Si la Corée du sud montre une relative indépendance numérique, c’est parce que, comme l’explique Maximilian Mayer, auteur de l’indicateur et professeur en relations internationales, « le gouvernement sud-coréen a commencé dans les années 1980 à investir dans les technologies de l’information et de la communication (TIC) par le biais d’investissements massifs et ciblés dans la recherche fondamentale. » Le financement des entreprises par le marché a ensuite pris le relais, dans un pays ou la capitalisation boursière des entreprises représentait 132 % du PIB fin 2020, soit le double de l’Europe.
A fin 2022, la capitalisation totale des bourses de l’Union européenne (UE) était de 9 900 milliards d’euros. Elle était 4 fois plus faible que celle des bourses américaines (37 700 milliards d’euros pour le NYSE plus le Nasdaq). La première bourse de l’UE, Euronext, était quatre fois plus petite que le NYSE (actions traditionnelles américaines) et trois fois plus petite que le Nasdaq (actions technologiques).
Si l’Europe est en retard, c’est parce que les fonds de pension, qui détiennent 30 % des 100 000 milliards de dollar placés en bourse, nous font défaut. Par rapport à la moyenne de l’OCDE, il manquait 8 900 milliards d’euros d’épargne longue fin 2020 dans l’UE. Les fonds de pension représentaient 34 % du PIB fin 2021 en Europe, contre en moyenne 100 % dans les pays de l’OCDE.
Acteurs de long terme, avec des capitaux placés pour des années voire des décennies, les fonds de pension jouent dans le monde un rôle majeur dans le soutien à l’innovation.

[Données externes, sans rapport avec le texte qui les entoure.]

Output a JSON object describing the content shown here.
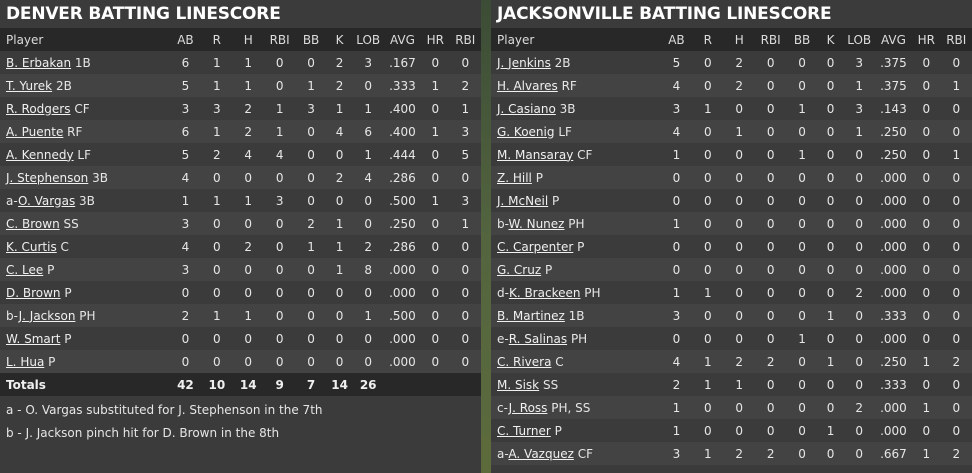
{
  "columns": [
    "Player",
    "AB",
    "R",
    "H",
    "RBI",
    "BB",
    "K",
    "LOB",
    "AVG",
    "HR",
    "RBI"
  ],
  "denver": {
    "title": "DENVER BATTING LINESCORE",
    "rows": [
      {
        "prefix": "",
        "name": "B. Erbakan",
        "pos": "1B",
        "stats": [
          "6",
          "1",
          "1",
          "0",
          "0",
          "2",
          "3",
          ".167",
          "0",
          "0"
        ]
      },
      {
        "prefix": "",
        "name": "T. Yurek",
        "pos": "2B",
        "stats": [
          "5",
          "1",
          "1",
          "0",
          "1",
          "2",
          "0",
          ".333",
          "1",
          "2"
        ]
      },
      {
        "prefix": "",
        "name": "R. Rodgers",
        "pos": "CF",
        "stats": [
          "3",
          "3",
          "2",
          "1",
          "3",
          "1",
          "1",
          ".400",
          "0",
          "1"
        ]
      },
      {
        "prefix": "",
        "name": "A. Puente",
        "pos": "RF",
        "stats": [
          "6",
          "1",
          "2",
          "1",
          "0",
          "4",
          "6",
          ".400",
          "1",
          "3"
        ]
      },
      {
        "prefix": "",
        "name": "A. Kennedy",
        "pos": "LF",
        "stats": [
          "5",
          "2",
          "4",
          "4",
          "0",
          "0",
          "1",
          ".444",
          "0",
          "5"
        ]
      },
      {
        "prefix": "",
        "name": "J. Stephenson",
        "pos": "3B",
        "stats": [
          "4",
          "0",
          "0",
          "0",
          "0",
          "2",
          "4",
          ".286",
          "0",
          "0"
        ]
      },
      {
        "prefix": "a-",
        "name": "O. Vargas",
        "pos": "3B",
        "stats": [
          "1",
          "1",
          "1",
          "3",
          "0",
          "0",
          "0",
          ".500",
          "1",
          "3"
        ]
      },
      {
        "prefix": "",
        "name": "C. Brown",
        "pos": "SS",
        "stats": [
          "3",
          "0",
          "0",
          "0",
          "2",
          "1",
          "0",
          ".250",
          "0",
          "1"
        ]
      },
      {
        "prefix": "",
        "name": "K. Curtis",
        "pos": "C",
        "stats": [
          "4",
          "0",
          "2",
          "0",
          "1",
          "1",
          "2",
          ".286",
          "0",
          "0"
        ]
      },
      {
        "prefix": "",
        "name": "C. Lee",
        "pos": "P",
        "stats": [
          "3",
          "0",
          "0",
          "0",
          "0",
          "1",
          "8",
          ".000",
          "0",
          "0"
        ]
      },
      {
        "prefix": "",
        "name": "D. Brown",
        "pos": "P",
        "stats": [
          "0",
          "0",
          "0",
          "0",
          "0",
          "0",
          "0",
          ".000",
          "0",
          "0"
        ]
      },
      {
        "prefix": "b-",
        "name": "J. Jackson",
        "pos": "PH",
        "stats": [
          "2",
          "1",
          "1",
          "0",
          "0",
          "0",
          "1",
          ".500",
          "0",
          "0"
        ]
      },
      {
        "prefix": "",
        "name": "W. Smart",
        "pos": "P",
        "stats": [
          "0",
          "0",
          "0",
          "0",
          "0",
          "0",
          "0",
          ".000",
          "0",
          "0"
        ]
      },
      {
        "prefix": "",
        "name": "L. Hua",
        "pos": "P",
        "stats": [
          "0",
          "0",
          "0",
          "0",
          "0",
          "0",
          "0",
          ".000",
          "0",
          "0"
        ]
      }
    ],
    "totals": {
      "label": "Totals",
      "stats": [
        "42",
        "10",
        "14",
        "9",
        "7",
        "14",
        "26",
        "",
        "",
        ""
      ]
    },
    "notes": [
      "a - O. Vargas substituted for J. Stephenson in the 7th",
      "b - J. Jackson pinch hit for D. Brown in the 8th"
    ]
  },
  "jacksonville": {
    "title": "JACKSONVILLE BATTING LINESCORE",
    "rows": [
      {
        "prefix": "",
        "name": "J. Jenkins",
        "pos": "2B",
        "stats": [
          "5",
          "0",
          "2",
          "0",
          "0",
          "0",
          "3",
          ".375",
          "0",
          "0"
        ]
      },
      {
        "prefix": "",
        "name": "H. Alvares",
        "pos": "RF",
        "stats": [
          "4",
          "0",
          "2",
          "0",
          "0",
          "0",
          "1",
          ".375",
          "0",
          "1"
        ]
      },
      {
        "prefix": "",
        "name": "J. Casiano",
        "pos": "3B",
        "stats": [
          "3",
          "1",
          "0",
          "0",
          "1",
          "0",
          "3",
          ".143",
          "0",
          "0"
        ]
      },
      {
        "prefix": "",
        "name": "G. Koenig",
        "pos": "LF",
        "stats": [
          "4",
          "0",
          "1",
          "0",
          "0",
          "0",
          "1",
          ".250",
          "0",
          "0"
        ]
      },
      {
        "prefix": "",
        "name": "M. Mansaray",
        "pos": "CF",
        "stats": [
          "1",
          "0",
          "0",
          "0",
          "1",
          "0",
          "0",
          ".250",
          "0",
          "1"
        ]
      },
      {
        "prefix": "",
        "name": "Z. Hill",
        "pos": "P",
        "stats": [
          "0",
          "0",
          "0",
          "0",
          "0",
          "0",
          "0",
          ".000",
          "0",
          "0"
        ]
      },
      {
        "prefix": "",
        "name": "J. McNeil",
        "pos": "P",
        "stats": [
          "0",
          "0",
          "0",
          "0",
          "0",
          "0",
          "0",
          ".000",
          "0",
          "0"
        ]
      },
      {
        "prefix": "b-",
        "name": "W. Nunez",
        "pos": "PH",
        "stats": [
          "1",
          "0",
          "0",
          "0",
          "0",
          "0",
          "0",
          ".000",
          "0",
          "0"
        ]
      },
      {
        "prefix": "",
        "name": "C. Carpenter",
        "pos": "P",
        "stats": [
          "0",
          "0",
          "0",
          "0",
          "0",
          "0",
          "0",
          ".000",
          "0",
          "0"
        ]
      },
      {
        "prefix": "",
        "name": "G. Cruz",
        "pos": "P",
        "stats": [
          "0",
          "0",
          "0",
          "0",
          "0",
          "0",
          "0",
          ".000",
          "0",
          "0"
        ]
      },
      {
        "prefix": "d-",
        "name": "K. Brackeen",
        "pos": "PH",
        "stats": [
          "1",
          "1",
          "0",
          "0",
          "0",
          "0",
          "2",
          ".000",
          "0",
          "0"
        ]
      },
      {
        "prefix": "",
        "name": "B. Martinez",
        "pos": "1B",
        "stats": [
          "3",
          "0",
          "0",
          "0",
          "0",
          "1",
          "0",
          ".333",
          "0",
          "0"
        ]
      },
      {
        "prefix": "e-",
        "name": "R. Salinas",
        "pos": "PH",
        "stats": [
          "0",
          "0",
          "0",
          "0",
          "1",
          "0",
          "0",
          ".000",
          "0",
          "0"
        ]
      },
      {
        "prefix": "",
        "name": "C. Rivera",
        "pos": "C",
        "stats": [
          "4",
          "1",
          "2",
          "2",
          "0",
          "1",
          "0",
          ".250",
          "1",
          "2"
        ]
      },
      {
        "prefix": "",
        "name": "M. Sisk",
        "pos": "SS",
        "stats": [
          "2",
          "1",
          "1",
          "0",
          "0",
          "0",
          "0",
          ".333",
          "0",
          "0"
        ]
      },
      {
        "prefix": "c-",
        "name": "J. Ross",
        "pos": "PH, SS",
        "stats": [
          "1",
          "0",
          "0",
          "0",
          "0",
          "0",
          "2",
          ".000",
          "1",
          "0"
        ]
      },
      {
        "prefix": "",
        "name": "C. Turner",
        "pos": "P",
        "stats": [
          "1",
          "0",
          "0",
          "0",
          "0",
          "1",
          "0",
          ".000",
          "0",
          "0"
        ]
      },
      {
        "prefix": "a-",
        "name": "A. Vazquez",
        "pos": "CF",
        "stats": [
          "3",
          "1",
          "2",
          "2",
          "0",
          "0",
          "0",
          ".667",
          "1",
          "2"
        ]
      }
    ]
  }
}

Ils permettent de financer des « détours de production » longs, avec des projets promis à un bel avenir qui ne seront pas rentables avant des années.
Le manque d’innovation en Europe n’est pas un problème de compétence, les outils et les savoir-faire étant là, mais la conséquence d’un problème de débouchés, lié à la rareté de l’épargne longue, consécutif à une série de choix réglementaires peu avisés qui ont raréfiés l’épargne retraite. Alors que dans le monde, le développement d’une part significative des prestations retraite est financée avec des capitalisation collectives ou individuelles, reposant sur des capitaux investis en partie dans le tissu économique local, l’UE bénéficie moins de cette manne.
Les régimes de retraite – investisseurs de long terme – ne pourront pas être remplacés par des plans de soutiens étatiques ou des tentatives plus ou moins avisées de modifier le partage de la valeur. Compte tenu des masses financières nécessaires pour investir dans les technologies capables de soutenir les sociétés actuelles, il est illusoire d’espérer indépendance et développement sans capital. Il faut d’urgence repenser les régimes de retraite en ajoutant une dose de capitalisation collective partout où elle manque. C’est nécessaire pour les économies, l’innovation et les futurs retraités.